«La mafia è una montagna di merda», una frase che ci riporta subito alla mente il giovane giornalista e militante di Democrazia Proletaria Peppino Impastato, ucciso per mano mafiosa il 9 maggio del 1978. Fu assassinato in un casolare sito nelle campagne di Cinisi. Il suo corpo fu poi portato vicino ai binari del treno del paesino nel palermitano e fu fatto saltare in aria con una carica esplosiva. Il tritolo cominciava a fare la sua tragica comparsa nelle mani dei mafiosi.
Gli amici e il fratello, che si erano messi alla ricerca del giovane giornalista, non trovarono il suo corpo ma i suoi resti sparsi qua e là, in un raggio di 300 metri, nella campagna desolata di Cinisi. Inizialmente si disse che si trattava di un suicidio. Ma chi conosceva Impastato sapeva bene che non poteva essere così. D’altronde Giuseppe era conosciuto in paese per la sua lotta contro la criminalità organizzata e contro il malaffare, che manifestava a gran voce dai microfoni della sua Radio Aut, nonostante provenisse egli stesso da una famiglia mafiosa.
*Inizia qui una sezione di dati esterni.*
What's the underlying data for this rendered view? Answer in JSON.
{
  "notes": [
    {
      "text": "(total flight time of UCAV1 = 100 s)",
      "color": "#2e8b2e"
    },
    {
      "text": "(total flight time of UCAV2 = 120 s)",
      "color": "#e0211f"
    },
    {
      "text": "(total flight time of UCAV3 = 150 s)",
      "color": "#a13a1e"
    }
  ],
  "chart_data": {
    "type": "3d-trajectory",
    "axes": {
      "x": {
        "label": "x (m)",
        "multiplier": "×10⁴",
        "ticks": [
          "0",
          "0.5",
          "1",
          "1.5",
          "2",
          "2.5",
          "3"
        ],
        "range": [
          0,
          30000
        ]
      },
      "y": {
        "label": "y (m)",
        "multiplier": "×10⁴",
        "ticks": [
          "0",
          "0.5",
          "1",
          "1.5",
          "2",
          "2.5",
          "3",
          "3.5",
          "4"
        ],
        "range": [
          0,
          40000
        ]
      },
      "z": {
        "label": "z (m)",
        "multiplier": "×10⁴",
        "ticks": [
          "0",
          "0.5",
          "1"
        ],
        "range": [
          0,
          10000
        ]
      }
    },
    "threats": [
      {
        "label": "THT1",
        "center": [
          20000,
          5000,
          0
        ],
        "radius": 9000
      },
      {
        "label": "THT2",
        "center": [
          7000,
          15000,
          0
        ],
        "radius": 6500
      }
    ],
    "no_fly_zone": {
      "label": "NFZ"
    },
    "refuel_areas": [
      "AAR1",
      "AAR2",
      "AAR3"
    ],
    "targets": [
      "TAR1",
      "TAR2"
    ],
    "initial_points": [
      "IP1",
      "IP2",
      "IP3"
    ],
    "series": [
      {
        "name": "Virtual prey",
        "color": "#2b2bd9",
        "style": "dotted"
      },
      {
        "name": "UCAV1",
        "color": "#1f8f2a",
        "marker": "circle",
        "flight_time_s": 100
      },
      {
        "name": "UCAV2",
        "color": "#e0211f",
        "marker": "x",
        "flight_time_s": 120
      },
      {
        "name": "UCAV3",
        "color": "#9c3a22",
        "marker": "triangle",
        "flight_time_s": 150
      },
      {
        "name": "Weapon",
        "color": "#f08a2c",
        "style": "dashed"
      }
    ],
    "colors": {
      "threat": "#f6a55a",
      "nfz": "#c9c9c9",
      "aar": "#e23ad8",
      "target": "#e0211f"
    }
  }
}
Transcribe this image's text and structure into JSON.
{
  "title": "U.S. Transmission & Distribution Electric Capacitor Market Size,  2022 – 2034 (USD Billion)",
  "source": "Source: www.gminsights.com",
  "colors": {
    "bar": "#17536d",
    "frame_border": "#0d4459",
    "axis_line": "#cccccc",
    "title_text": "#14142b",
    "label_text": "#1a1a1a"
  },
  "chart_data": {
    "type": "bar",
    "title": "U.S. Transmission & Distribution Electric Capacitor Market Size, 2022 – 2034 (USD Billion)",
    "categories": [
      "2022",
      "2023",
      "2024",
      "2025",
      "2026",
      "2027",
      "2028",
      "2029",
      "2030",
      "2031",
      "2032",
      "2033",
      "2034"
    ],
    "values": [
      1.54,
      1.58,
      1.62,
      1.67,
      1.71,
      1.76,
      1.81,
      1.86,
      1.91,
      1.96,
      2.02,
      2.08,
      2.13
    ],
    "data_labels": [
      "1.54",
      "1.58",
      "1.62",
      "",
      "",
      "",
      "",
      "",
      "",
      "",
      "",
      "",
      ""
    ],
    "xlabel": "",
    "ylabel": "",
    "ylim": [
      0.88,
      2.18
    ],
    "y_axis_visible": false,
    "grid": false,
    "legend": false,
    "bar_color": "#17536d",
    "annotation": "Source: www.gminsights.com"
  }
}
Non era pertanto difficile ipotizzare che si trattasse di un vile omicidio. Dalle frequenze di Radio Aut partivano ogni giorno denunce verso i crimini e gli intrallazzi della piovra, che nella sua zona era rappresentata da Don Tano Badalamenti, che nel 2002 – dopo “soli” 24 anni – fu riconosciuto come il mandante del suo omicidio.
Emblematici, dopo la sua morte atroce, l’elezione al Consiglio Comunale di Cinisi, che i suoi concittadini gli regalarono segnando il suo nome nelle segrete cabine elettorali, e la scelta difficile della madre, Felicia Bartolotta, e del fratello Giovanni, di fondare il Centro Impastato, che prese, di fatto, le distanze dalla cultura mafiosa di Impastato marito e padre.
Il covid-19 ha interrotto i soliti appuntamenti del 9 maggio a Cinisi. Non ci saranno dunque le classiche manifestazioni e le celebrazioni. Non si interrompe, e non si può interrompere, però, il ricordo di questo eroe moderno, che ha detto no, con forza e determinazione, alla prepotenza del potere mafioso. Anche se non bastò la sua morte, da sola, a dare una scossa forte ai siciliani. Ci vollero tanti anni ancora e tanti altri sacrifici umani di grandi eroi e di onesti “soldati”, per scuotere le coscienze e per far reagire la parte sana, ovvero quella più numerosa, della nostra Sicilia.